Using this instead of the search API would simplify the codebase (no token rotation) and let new databases populate more quickly with a single scan of the github dataset.

volsa commented 1 year ago

I can't quite remember the reason why but in the initial development phase I explicitly didn't use the BigQuery GitHub dataset although I knew it existed. Retrospectively though I agree in that using BigQuery would simplify the codebase by a lot. Could you perhaps provide me a SQL query which returns all GitHub repositories containing the Solidity language (regardless of whether it's used as a primary or seconday language)? Just so I can see how I would replace the current implementation with BigQuery.

allenday commented 1 year ago

I can support your development with the github dataset, yes. Please email me allenday [at] google [dot] com to discuss.

allenday commented 1 year ago

Here's a query to get started:

SELECT 
  f.repo_name, f.path, c.content, 
  REGEXP_EXTRACT_ALL(c.content, r'(event\s+?\S+?\s*?\(.*?\))') AS events,
  REGEXP_EXTRACT_ALL(c.content, r'(function\s+?.+?\(.*?\))') AS functions
FROM
  `bigquery-public-data.github_repos.contents` AS c,
  `bigquery-public-data.github_repos.files` AS f
WHERE TRUE
  AND f.id = c.id 
  AND LOWER(f.path) LIKE '%.sol'

This finds 31114 records

volsa commented 1 year ago

That number seems quite low, could you report the results of the following two queries

Number of total repositories in the GitHub dataset
Number of total repositories in the GitHub dataset which contain Solidity code / files

Just making sure if replacing the current crawler with BigQuery has any benefits.

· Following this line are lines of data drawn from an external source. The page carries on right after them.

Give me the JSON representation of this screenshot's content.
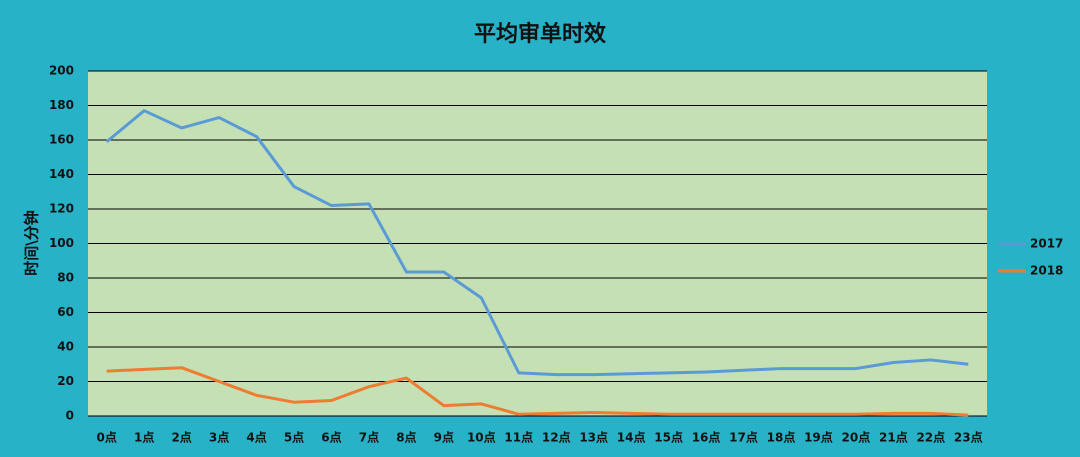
{
  "chart_data": {
    "type": "line",
    "title": "平均审单时效",
    "y_label": "时间\\分钟",
    "categories": [
      "0点",
      "1点",
      "2点",
      "3点",
      "4点",
      "5点",
      "6点",
      "7点",
      "8点",
      "9点",
      "10点",
      "11点",
      "12点",
      "13点",
      "14点",
      "15点",
      "16点",
      "17点",
      "18点",
      "19点",
      "20点",
      "21点",
      "22点",
      "23点"
    ],
    "series": [
      {
        "name": "2017",
        "color": "#5b9bd5",
        "values": [
          159,
          177,
          167,
          173,
          162,
          133,
          122,
          123,
          83.5,
          83.5,
          68.5,
          25,
          24,
          24,
          24.5,
          25,
          25.5,
          26.5,
          27.5,
          27.5,
          27.5,
          31,
          32.5,
          30
        ]
      },
      {
        "name": "2018",
        "color": "#ed7d31",
        "values": [
          26,
          27,
          28,
          20,
          12,
          8,
          9,
          17,
          22,
          6,
          7,
          1,
          1.5,
          2,
          1.5,
          1,
          1,
          1,
          1,
          1,
          1,
          1.5,
          1.5,
          0.5
        ]
      }
    ],
    "ylim": [
      0,
      200
    ],
    "yticks": [
      0,
      20,
      40,
      60,
      80,
      100,
      120,
      140,
      160,
      180,
      200
    ],
    "grid": true,
    "legend": "right"
  }
}
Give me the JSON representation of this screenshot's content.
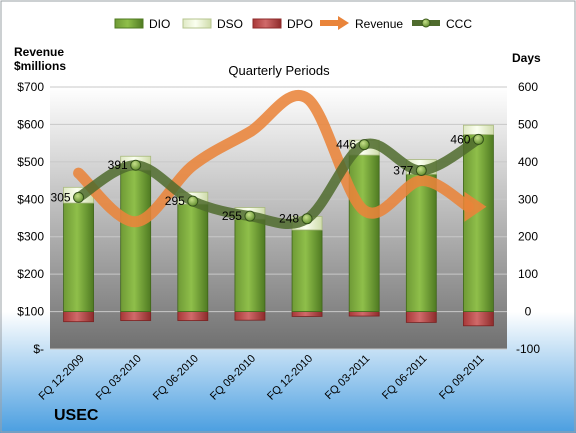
{
  "chart_data": {
    "type": "bar",
    "title": "Quarterly Periods",
    "company": "USEC",
    "left_axis_label_line1": "Revenue",
    "left_axis_label_line2": "$millions",
    "right_axis_label": "Days",
    "left_ylim": [
      0,
      700
    ],
    "left_ticks": [
      "$-",
      "$100",
      "$200",
      "$300",
      "$400",
      "$500",
      "$600",
      "$700"
    ],
    "right_ylim": [
      -100,
      600
    ],
    "right_ticks": [
      "-100",
      "0",
      "100",
      "200",
      "300",
      "400",
      "500",
      "600"
    ],
    "categories": [
      "FQ 12-2009",
      "FQ 03-2010",
      "FQ 06-2010",
      "FQ 09-2010",
      "FQ 12-2010",
      "FQ 03-2011",
      "FQ 06-2011",
      "FQ 09-2011"
    ],
    "legend": [
      "DIO",
      "DSO",
      "DPO",
      "Revenue",
      "CCC"
    ],
    "series": [
      {
        "name": "DIO",
        "axis": "right",
        "values": [
          290,
          378,
          287,
          247,
          218,
          418,
          367,
          473
        ]
      },
      {
        "name": "DSO",
        "axis": "right",
        "values": [
          42,
          37,
          32,
          31,
          36,
          40,
          39,
          25
        ]
      },
      {
        "name": "DPO",
        "axis": "right",
        "values": [
          -27,
          -24,
          -24,
          -23,
          -13,
          -12,
          -29,
          -38
        ]
      },
      {
        "name": "Revenue",
        "axis": "left",
        "values": [
          470,
          340,
          490,
          580,
          670,
          370,
          450,
          380
        ]
      },
      {
        "name": "CCC",
        "axis": "right",
        "values": [
          305,
          391,
          295,
          255,
          248,
          446,
          377,
          460
        ]
      }
    ],
    "data_labels": [
      "305",
      "391",
      "295",
      "255",
      "248",
      "446",
      "377",
      "460"
    ],
    "colors": {
      "DIO": "#5f8a2a",
      "DSO": "#e6f0c8",
      "DPO": "#b94a4a",
      "Revenue": "#e9843a",
      "CCC": "#4f6b2d",
      "background_top": "#ffffff",
      "background_bottom": "#4a9ee0",
      "plot_top": "#ffffff",
      "plot_bottom": "#777777"
    },
    "legend_position": "top",
    "grid": true
  }
}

These are the results of the current Etherface database:

-- 5.876.363 records
SELECT COUNT(*) FROM github_repository WHERE fork IS FALSE; 

-- 197.225 records
SELECT COUNT(*) FROM github_repository WHERE fork IS FALSE AND solidity_ratio > 0.0;

allenday commented 1 year ago

The model is different in BQ and I'm not very familiar with it, but here are some queries with comparable intent:

-- 3,323,531
SELECT COUNT(DISTINCT(repo_name)) FROM `bigquery-public-data.github_repos.files`

-- 83
SELECT COUNT(repo_name) FROM `bigquery-public-data.github_repos.languages` AS x
WHERE EXISTS (SELECT 1 FROM x.language WHERE name = 'Solidity')

volsa commented 1 year ago

I don't see any benefits of replacing the current crawler with BigQuery; closing this for now.